4 juillet 2023

Temps de lecture : 8 min

« Notre ambition est de dépasser les 100m€ d’ici 3 ans » , Sophie Lacoste, co-présidente de Fusalp

Fondée en 1952 à Annecy, la marque Fusalp a été rachetée en 2014 par les héritiers du groupe Lacoste. L’ambition des petits-enfants du célèbre joueur de tennis René Lacoste est d’en faire une griffe de sportswear d’excellence. En quelques années, le chiffre d’affaires s’est démultiplié tout comme l’ouverture de boutiques à travers le monde ( plus de 60 en Europe,  Asie et aux USA). Sophie Lacoste, co-présidente de Fusalp explique les raisons du succès et ses ambitions pour la marque.

 INfluencia : Cela fait presque 10 ans que vous avez repris Fusalp. Quelle était la raison de ce rachat ?

Sophie Lacoste : C’est avant tout une histoire d’équipe – j’ai repris Fusalp avec mon frère Philippe, ma belle-sœur Mathilde Lacoste directrice artistique et Alexandre Fauvet, directeur général de Fusalp et ancien numéro 2 de Lacoste – et de valeurs. Fusalp a des valeurs qui nous correspondent. Nous avons tout de suite eu une vraie vision de ce que pouvait devenir la marque, qui était alors une belle endormie, repliée sur elle-même, qui n’avait plus de logo ni d’identité, mais qui avait de très beaux fondamentaux. L’idée de reprendre une marque déjà existante, de lui redonner une identité stylistique et une personnalité forte pour la transmettre était un challenge passionnant.

INF. : Concrètement, qu’est ce qui vous a séduit chez Fusalp ?

S.L. : Son lien au sport évidemment, puisque nous sommes une famille de montagnards et de sportifs, son histoire, véritable épopée qui a accompagné les grands skieurs de l’équipe de France, sa modernité, son style dans le vêtement à la fois technique et chic, qui permet le mouvement avec élégance sur les pistes, en voyage, à vélo ou en ville, le tout avec une vision totalement internationale. Nous nous sommes dit que nous pouvions faire grandir cette marque dans un réseau de boutiques à travers le monde. Notre grand enjeu est de développer l’urbain, d’amener ces vêtements techniques à la ville.

 

    Nous sommes une marque de sportswear de luxe

INf. : Vous définissez-vous comme une marque de luxe ?

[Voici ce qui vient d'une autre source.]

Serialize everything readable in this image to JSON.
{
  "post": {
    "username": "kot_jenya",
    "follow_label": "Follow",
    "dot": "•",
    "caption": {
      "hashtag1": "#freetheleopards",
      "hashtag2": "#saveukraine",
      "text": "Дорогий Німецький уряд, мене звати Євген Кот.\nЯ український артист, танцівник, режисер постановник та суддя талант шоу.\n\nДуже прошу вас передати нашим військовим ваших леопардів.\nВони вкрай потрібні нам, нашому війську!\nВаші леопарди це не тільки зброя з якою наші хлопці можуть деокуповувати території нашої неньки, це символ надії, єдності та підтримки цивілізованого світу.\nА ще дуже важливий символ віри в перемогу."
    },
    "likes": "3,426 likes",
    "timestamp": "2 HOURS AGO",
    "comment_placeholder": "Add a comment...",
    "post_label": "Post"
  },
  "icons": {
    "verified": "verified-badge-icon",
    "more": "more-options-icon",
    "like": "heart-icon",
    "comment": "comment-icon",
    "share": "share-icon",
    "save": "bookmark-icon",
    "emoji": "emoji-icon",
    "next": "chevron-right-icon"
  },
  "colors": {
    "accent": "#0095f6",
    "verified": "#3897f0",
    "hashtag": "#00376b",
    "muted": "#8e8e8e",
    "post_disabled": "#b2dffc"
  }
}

S.L. : Oui. Avant on parlait de produits premium, mais je pense qu’il faut assumer ce que nous faisons. Quand nous avons repris Fusalp, nous avons tout de suite fait le pari d’une montée en gamme des produits. Désormais nous fabriquons des produits d’excellence, et nous voulons offrir un service de luxe à chaque client.  C’était la seule stratégie que nous pouvions avoir. Fusalp n’est pas une marque de créateur. C’est une marque de mode avec des produits pérennes, qui s’inscrivent dans un usage quotidien, un peu comme une valeur refuge. Nous ne sommes pas dans le luxe inabordable mais sommes une marque de sportswear de luxe.

 

INf. : Vous avez fortement augmenté le chiffre d’affaires de la marque depuis son rachat. Comment expliquez-vous ce succès?

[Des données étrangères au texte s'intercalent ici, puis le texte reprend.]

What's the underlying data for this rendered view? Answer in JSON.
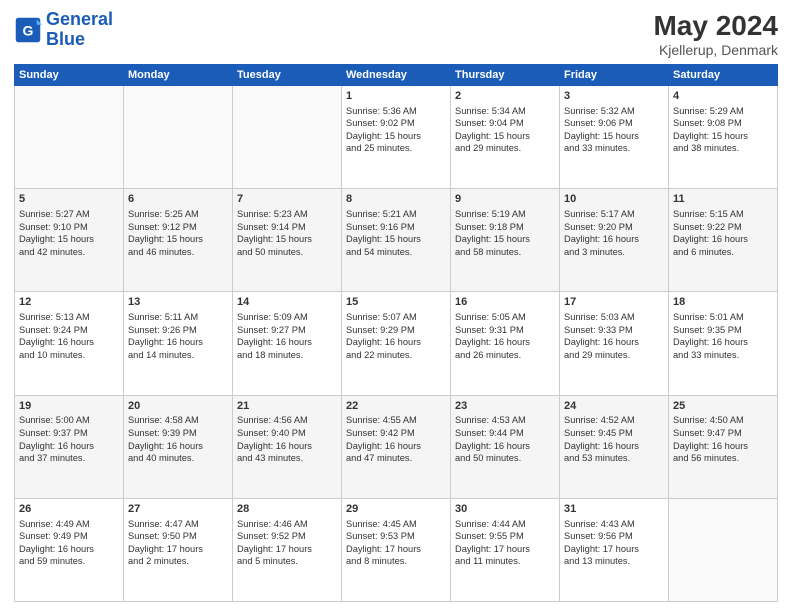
{
  "header": {
    "logo_general": "General",
    "logo_blue": "Blue",
    "month_year": "May 2024",
    "location": "Kjellerup, Denmark"
  },
  "days_of_week": [
    "Sunday",
    "Monday",
    "Tuesday",
    "Wednesday",
    "Thursday",
    "Friday",
    "Saturday"
  ],
  "weeks": [
    [
      {
        "day": "",
        "info": ""
      },
      {
        "day": "",
        "info": ""
      },
      {
        "day": "",
        "info": ""
      },
      {
        "day": "1",
        "info": "Sunrise: 5:36 AM\nSunset: 9:02 PM\nDaylight: 15 hours\nand 25 minutes."
      },
      {
        "day": "2",
        "info": "Sunrise: 5:34 AM\nSunset: 9:04 PM\nDaylight: 15 hours\nand 29 minutes."
      },
      {
        "day": "3",
        "info": "Sunrise: 5:32 AM\nSunset: 9:06 PM\nDaylight: 15 hours\nand 33 minutes."
      },
      {
        "day": "4",
        "info": "Sunrise: 5:29 AM\nSunset: 9:08 PM\nDaylight: 15 hours\nand 38 minutes."
      }
    ],
    [
      {
        "day": "5",
        "info": "Sunrise: 5:27 AM\nSunset: 9:10 PM\nDaylight: 15 hours\nand 42 minutes."
      },
      {
        "day": "6",
        "info": "Sunrise: 5:25 AM\nSunset: 9:12 PM\nDaylight: 15 hours\nand 46 minutes."
      },
      {
        "day": "7",
        "info": "Sunrise: 5:23 AM\nSunset: 9:14 PM\nDaylight: 15 hours\nand 50 minutes."
      },
      {
        "day": "8",
        "info": "Sunrise: 5:21 AM\nSunset: 9:16 PM\nDaylight: 15 hours\nand 54 minutes."
      },
      {
        "day": "9",
        "info": "Sunrise: 5:19 AM\nSunset: 9:18 PM\nDaylight: 15 hours\nand 58 minutes."
      },
      {
        "day": "10",
        "info": "Sunrise: 5:17 AM\nSunset: 9:20 PM\nDaylight: 16 hours\nand 3 minutes."
      },
      {
        "day": "11",
        "info": "Sunrise: 5:15 AM\nSunset: 9:22 PM\nDaylight: 16 hours\nand 6 minutes."
      }
    ],
    [
      {
        "day": "12",
        "info": "Sunrise: 5:13 AM\nSunset: 9:24 PM\nDaylight: 16 hours\nand 10 minutes."
      },
      {
        "day": "13",
        "info": "Sunrise: 5:11 AM\nSunset: 9:26 PM\nDaylight: 16 hours\nand 14 minutes."
      },
      {
        "day": "14",
        "info": "Sunrise: 5:09 AM\nSunset: 9:27 PM\nDaylight: 16 hours\nand 18 minutes."
      },
      {
        "day": "15",
        "info": "Sunrise: 5:07 AM\nSunset: 9:29 PM\nDaylight: 16 hours\nand 22 minutes."
      },
      {
        "day": "16",
        "info": "Sunrise: 5:05 AM\nSunset: 9:31 PM\nDaylight: 16 hours\nand 26 minutes."
      },
      {
        "day": "17",
        "info": "Sunrise: 5:03 AM\nSunset: 9:33 PM\nDaylight: 16 hours\nand 29 minutes."
      },
      {
        "day": "18",
        "info": "Sunrise: 5:01 AM\nSunset: 9:35 PM\nDaylight: 16 hours\nand 33 minutes."
      }
    ],
    [
      {
        "day": "19",
        "info": "Sunrise: 5:00 AM\nSunset: 9:37 PM\nDaylight: 16 hours\nand 37 minutes."
      },
      {
        "day": "20",
        "info": "Sunrise: 4:58 AM\nSunset: 9:39 PM\nDaylight: 16 hours\nand 40 minutes."
      },
      {
        "day": "21",
        "info": "Sunrise: 4:56 AM\nSunset: 9:40 PM\nDaylight: 16 hours\nand 43 minutes."
      },
      {
        "day": "22",
        "info": "Sunrise: 4:55 AM\nSunset: 9:42 PM\nDaylight: 16 hours\nand 47 minutes."
      },
      {
        "day": "23",
        "info": "Sunrise: 4:53 AM\nSunset: 9:44 PM\nDaylight: 16 hours\nand 50 minutes."
      },
      {
        "day": "24",
        "info": "Sunrise: 4:52 AM\nSunset: 9:45 PM\nDaylight: 16 hours\nand 53 minutes."
      },
      {
        "day": "25",
        "info": "Sunrise: 4:50 AM\nSunset: 9:47 PM\nDaylight: 16 hours\nand 56 minutes."
      }
    ],
    [
      {
        "day": "26",
        "info": "Sunrise: 4:49 AM\nSunset: 9:49 PM\nDaylight: 16 hours\nand 59 minutes."
      },
      {
        "day": "27",
        "info": "Sunrise: 4:47 AM\nSunset: 9:50 PM\nDaylight: 17 hours\nand 2 minutes."
      },
      {
        "day": "28",
        "info": "Sunrise: 4:46 AM\nSunset: 9:52 PM\nDaylight: 17 hours\nand 5 minutes."
      },
      {
        "day": "29",
        "info": "Sunrise: 4:45 AM\nSunset: 9:53 PM\nDaylight: 17 hours\nand 8 minutes."
      },
      {
        "day": "30",
        "info": "Sunrise: 4:44 AM\nSunset: 9:55 PM\nDaylight: 17 hours\nand 11 minutes."
      },
      {
        "day": "31",
        "info": "Sunrise: 4:43 AM\nSunset: 9:56 PM\nDaylight: 17 hours\nand 13 minutes."
      },
      {
        "day": "",
        "info": ""
      }
    ]
  ]
}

S.L. : Clairement grâce aux produits innovants et de qualité que nous avons proposés dès notre arrivée. Quand nous avons repris la marque, nous étions  à un peu moins de 6 millions de chiffre d’affaires. En une année, nous l’avons doublé sans multiplier le nombre de pièces vendues ni augmenter nos prix. Nous avons simplement accru la qualité et changé le style de nos vêtements avec une nouvelle direction artistique. Nous avons d’abord élargi l’offre afin de nous affranchir du 100% ski. Aujourd’hui, 60% de la collection est positionnée en ligne urbaine. Nous avons aussi travaillé la distribution en ouvrant de nombreuses boutiques en nom propre. Notre chiffre d’affaires 2023 (exercice clos en mai) atteint aujourd’hui environ 51 millions d’euros. Et notre ambition est de dépasser les 100m€ d’ici 3 ans.

 

INf. : Chaque mois apporte son lot de marques de vêtements qui disparaissent. Comment résistez -vous ?

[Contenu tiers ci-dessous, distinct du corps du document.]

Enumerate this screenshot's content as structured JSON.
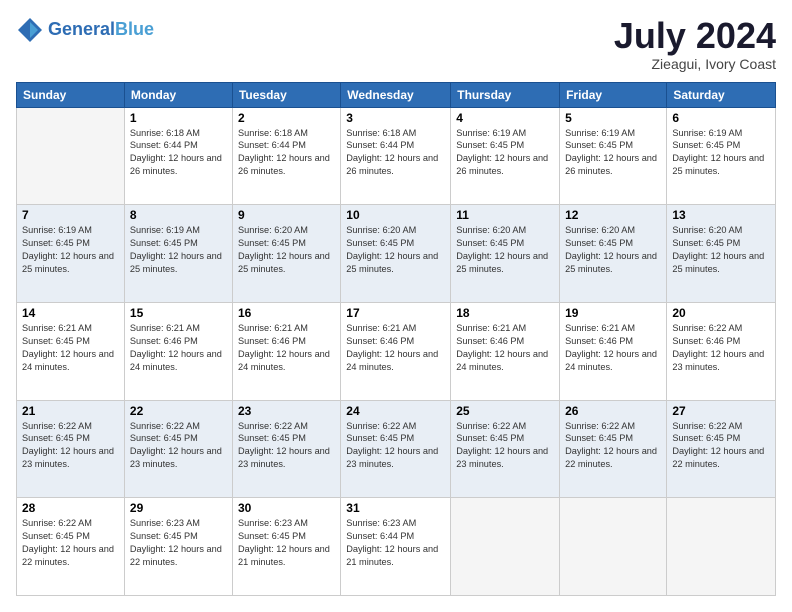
{
  "header": {
    "logo_line1": "General",
    "logo_line2": "Blue",
    "month": "July 2024",
    "location": "Zieagui, Ivory Coast"
  },
  "days_of_week": [
    "Sunday",
    "Monday",
    "Tuesday",
    "Wednesday",
    "Thursday",
    "Friday",
    "Saturday"
  ],
  "weeks": [
    [
      {
        "day": "",
        "sunrise": "",
        "sunset": "",
        "daylight": ""
      },
      {
        "day": "1",
        "sunrise": "Sunrise: 6:18 AM",
        "sunset": "Sunset: 6:44 PM",
        "daylight": "Daylight: 12 hours and 26 minutes."
      },
      {
        "day": "2",
        "sunrise": "Sunrise: 6:18 AM",
        "sunset": "Sunset: 6:44 PM",
        "daylight": "Daylight: 12 hours and 26 minutes."
      },
      {
        "day": "3",
        "sunrise": "Sunrise: 6:18 AM",
        "sunset": "Sunset: 6:44 PM",
        "daylight": "Daylight: 12 hours and 26 minutes."
      },
      {
        "day": "4",
        "sunrise": "Sunrise: 6:19 AM",
        "sunset": "Sunset: 6:45 PM",
        "daylight": "Daylight: 12 hours and 26 minutes."
      },
      {
        "day": "5",
        "sunrise": "Sunrise: 6:19 AM",
        "sunset": "Sunset: 6:45 PM",
        "daylight": "Daylight: 12 hours and 26 minutes."
      },
      {
        "day": "6",
        "sunrise": "Sunrise: 6:19 AM",
        "sunset": "Sunset: 6:45 PM",
        "daylight": "Daylight: 12 hours and 25 minutes."
      }
    ],
    [
      {
        "day": "7",
        "sunrise": "Sunrise: 6:19 AM",
        "sunset": "Sunset: 6:45 PM",
        "daylight": "Daylight: 12 hours and 25 minutes."
      },
      {
        "day": "8",
        "sunrise": "Sunrise: 6:19 AM",
        "sunset": "Sunset: 6:45 PM",
        "daylight": "Daylight: 12 hours and 25 minutes."
      },
      {
        "day": "9",
        "sunrise": "Sunrise: 6:20 AM",
        "sunset": "Sunset: 6:45 PM",
        "daylight": "Daylight: 12 hours and 25 minutes."
      },
      {
        "day": "10",
        "sunrise": "Sunrise: 6:20 AM",
        "sunset": "Sunset: 6:45 PM",
        "daylight": "Daylight: 12 hours and 25 minutes."
      },
      {
        "day": "11",
        "sunrise": "Sunrise: 6:20 AM",
        "sunset": "Sunset: 6:45 PM",
        "daylight": "Daylight: 12 hours and 25 minutes."
      },
      {
        "day": "12",
        "sunrise": "Sunrise: 6:20 AM",
        "sunset": "Sunset: 6:45 PM",
        "daylight": "Daylight: 12 hours and 25 minutes."
      },
      {
        "day": "13",
        "sunrise": "Sunrise: 6:20 AM",
        "sunset": "Sunset: 6:45 PM",
        "daylight": "Daylight: 12 hours and 25 minutes."
      }
    ],
    [
      {
        "day": "14",
        "sunrise": "Sunrise: 6:21 AM",
        "sunset": "Sunset: 6:45 PM",
        "daylight": "Daylight: 12 hours and 24 minutes."
      },
      {
        "day": "15",
        "sunrise": "Sunrise: 6:21 AM",
        "sunset": "Sunset: 6:46 PM",
        "daylight": "Daylight: 12 hours and 24 minutes."
      },
      {
        "day": "16",
        "sunrise": "Sunrise: 6:21 AM",
        "sunset": "Sunset: 6:46 PM",
        "daylight": "Daylight: 12 hours and 24 minutes."
      },
      {
        "day": "17",
        "sunrise": "Sunrise: 6:21 AM",
        "sunset": "Sunset: 6:46 PM",
        "daylight": "Daylight: 12 hours and 24 minutes."
      },
      {
        "day": "18",
        "sunrise": "Sunrise: 6:21 AM",
        "sunset": "Sunset: 6:46 PM",
        "daylight": "Daylight: 12 hours and 24 minutes."
      },
      {
        "day": "19",
        "sunrise": "Sunrise: 6:21 AM",
        "sunset": "Sunset: 6:46 PM",
        "daylight": "Daylight: 12 hours and 24 minutes."
      },
      {
        "day": "20",
        "sunrise": "Sunrise: 6:22 AM",
        "sunset": "Sunset: 6:46 PM",
        "daylight": "Daylight: 12 hours and 23 minutes."
      }
    ],
    [
      {
        "day": "21",
        "sunrise": "Sunrise: 6:22 AM",
        "sunset": "Sunset: 6:45 PM",
        "daylight": "Daylight: 12 hours and 23 minutes."
      },
      {
        "day": "22",
        "sunrise": "Sunrise: 6:22 AM",
        "sunset": "Sunset: 6:45 PM",
        "daylight": "Daylight: 12 hours and 23 minutes."
      },
      {
        "day": "23",
        "sunrise": "Sunrise: 6:22 AM",
        "sunset": "Sunset: 6:45 PM",
        "daylight": "Daylight: 12 hours and 23 minutes."
      },
      {
        "day": "24",
        "sunrise": "Sunrise: 6:22 AM",
        "sunset": "Sunset: 6:45 PM",
        "daylight": "Daylight: 12 hours and 23 minutes."
      },
      {
        "day": "25",
        "sunrise": "Sunrise: 6:22 AM",
        "sunset": "Sunset: 6:45 PM",
        "daylight": "Daylight: 12 hours and 23 minutes."
      },
      {
        "day": "26",
        "sunrise": "Sunrise: 6:22 AM",
        "sunset": "Sunset: 6:45 PM",
        "daylight": "Daylight: 12 hours and 22 minutes."
      },
      {
        "day": "27",
        "sunrise": "Sunrise: 6:22 AM",
        "sunset": "Sunset: 6:45 PM",
        "daylight": "Daylight: 12 hours and 22 minutes."
      }
    ],
    [
      {
        "day": "28",
        "sunrise": "Sunrise: 6:22 AM",
        "sunset": "Sunset: 6:45 PM",
        "daylight": "Daylight: 12 hours and 22 minutes."
      },
      {
        "day": "29",
        "sunrise": "Sunrise: 6:23 AM",
        "sunset": "Sunset: 6:45 PM",
        "daylight": "Daylight: 12 hours and 22 minutes."
      },
      {
        "day": "30",
        "sunrise": "Sunrise: 6:23 AM",
        "sunset": "Sunset: 6:45 PM",
        "daylight": "Daylight: 12 hours and 21 minutes."
      },
      {
        "day": "31",
        "sunrise": "Sunrise: 6:23 AM",
        "sunset": "Sunset: 6:44 PM",
        "daylight": "Daylight: 12 hours and 21 minutes."
      },
      {
        "day": "",
        "sunrise": "",
        "sunset": "",
        "daylight": ""
      },
      {
        "day": "",
        "sunrise": "",
        "sunset": "",
        "daylight": ""
      },
      {
        "day": "",
        "sunrise": "",
        "sunset": "",
        "daylight": ""
      }
    ]
  ]
}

S.L. : Grace à notre positionnement luxe. Pour s’en sortir, soit une marque fait de l’entrée de gamme et du gros volume , ce n’est pas notre philosophie,  soit elle arrive à produire des vêtements très techniques et de qualité avec  des marges plus importantes,  mais le milieu de gamme cela ne marche pas.

 

       Nos deux grosses priorités aujourd’hui sont les Etats-Unis et la Corée

 

INf. : Quelles sont vos priorités aujourd’hui ?

S.L. : L’international et la recherche. Nous nous sommes assez vite développés à l’international. Nous avons 8 filiales et un peu moins de 60 boutiques dont 5 magasins en Suisse, une boutique en Grande Bretagne, nous espérons y ouvrir bientôt une deuxième, et d’autres magasins en Espagne, Italie, Belgique …  Nos deux grosses priorités aujourd’hui sont les Etats-Unis et la Corée. Nous sommes présents à New York sur Madison Ave et à Aspen. Nous allons ouvrir une nouvelle boutique à Vail dans le Colorado. En Corée nous avons un flasgship  à côté de Hermes à Seoul et nous avons ouvert récemment des très beaux shops in shops dans les trois plus grands magasins de Seoul. Tout ceci nous permet de bénéficier assez rapidement d’une bonne visibilité sur le ski et de développer tout l’urbain.

 

INf. : Est-ce pour réussir le pari de l’international que vous avez fait rentrer un partenaire ?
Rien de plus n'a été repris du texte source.